Would you say touring and playing is your favorite part of music?
Recording is definitely my favorite thing to do. My life is very nomadic and I feel quite peripatetic most of the time being that I’m only in a city for a day or a couple days. You miss everybody’s freaking birthday, all the parties, and you miss everything. But when you are recording, you get to be in a place for a number of weeks or months and I love that. I can do things like Yoga and go to a local coffee place where the guy working there would be like “ Hey, you were here yesterday.” then I’d say “That’s right! And now I’m here today!” And I also love the articulation of an idea, to be able to write a song and record it on your iPhone and make a shitty demo then watch it grow and develop and crystallize, making it all worthwhile.
At this point in your career, what has been your top “I can’t believe this is happening moment”?
There is always that moment when you play a festival or a big show when you start singing the chorus to something and all of a sudden there are like 5000 people singing it back to you; it’s such a great feeling. It’s a sort of tangible proof of sharing music and having people include it in their lives. It’s a unification of individuals, including me where we become a part of a big crew. And it’s moments like that where I go “F***, do I really get to do this for a living? This is awesome!” but then you have a 4 am loading call the next morning and you wonder “F***, why did I decide to do this again?”
What’s your favorite show you’ve done on the tour so far?

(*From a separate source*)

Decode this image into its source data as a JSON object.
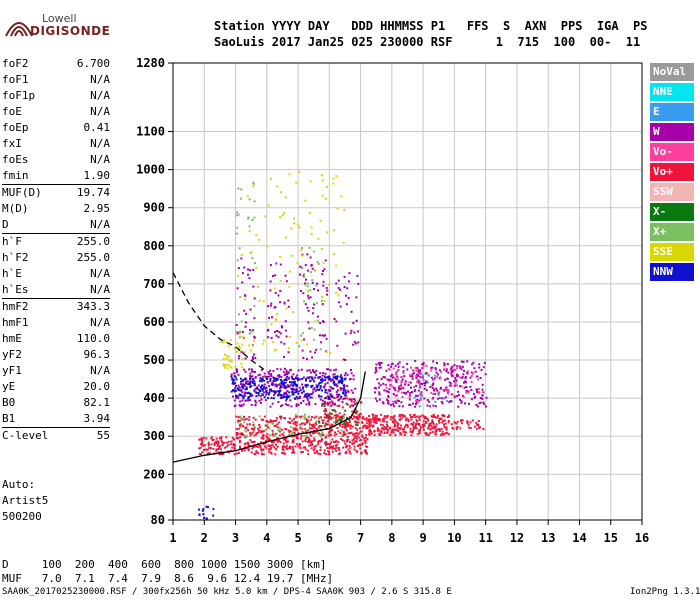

Probably San Fran. It was the first show for me that felt like a gig and not a recital cause the band is so new, a lot of the shows have been just about getting through. But, now that we’ve been on the road for a couple of weeks there is more room for improvisation, spontaneity and a bit more punk rock. It excites me.
You started out your music career singing jazz music. Does it still influence you in your music today?
Yes, absolutely. I studied at the Conservatory of Queensland in jazz, voice, and composition and there are some things you can’t unlearn. Though I don’t write jazz, I think it’s still a part of my lexicon, like certain harmonic landscapes or phrasings come out subconsciously. Some shows I can’t even help myself, I just get so jazzy. My old drummer even called me Jazzy Jeff. It truly influences my writing like in “Holy Moses” and especially “The Hardest Part.” That song has like 1,000 chords in it, it’s a tricky little bastard.
You’ve come such a long way since staring out with jazz, what are your goals now?
I really want to give this record the time and the touring that I feel it deserves. I want to write and I want to…well, write more. And get better at guitar. I see this tour continuing on for about a year and a half and after I’d like to write something that’s just fun to perform live. Something with a bit of spice in it and some more angles. I feel like this record has more circles and I’d like to write something that’s a bit more linear. Overall to just improve as a writer and to find more inspiration, which is hard to come by.
What was your influence behind your current album I Believe You Liar?
This guy…kind of like an Edgar Allen Poe novel. But I guess the real answer is relationships and the difference between reality and fiction. When you think about it, a lot of relationships are really built on fiction. This record is kind of interrogating in that sense; it’s the space between memory, fantasy, therapy and truth.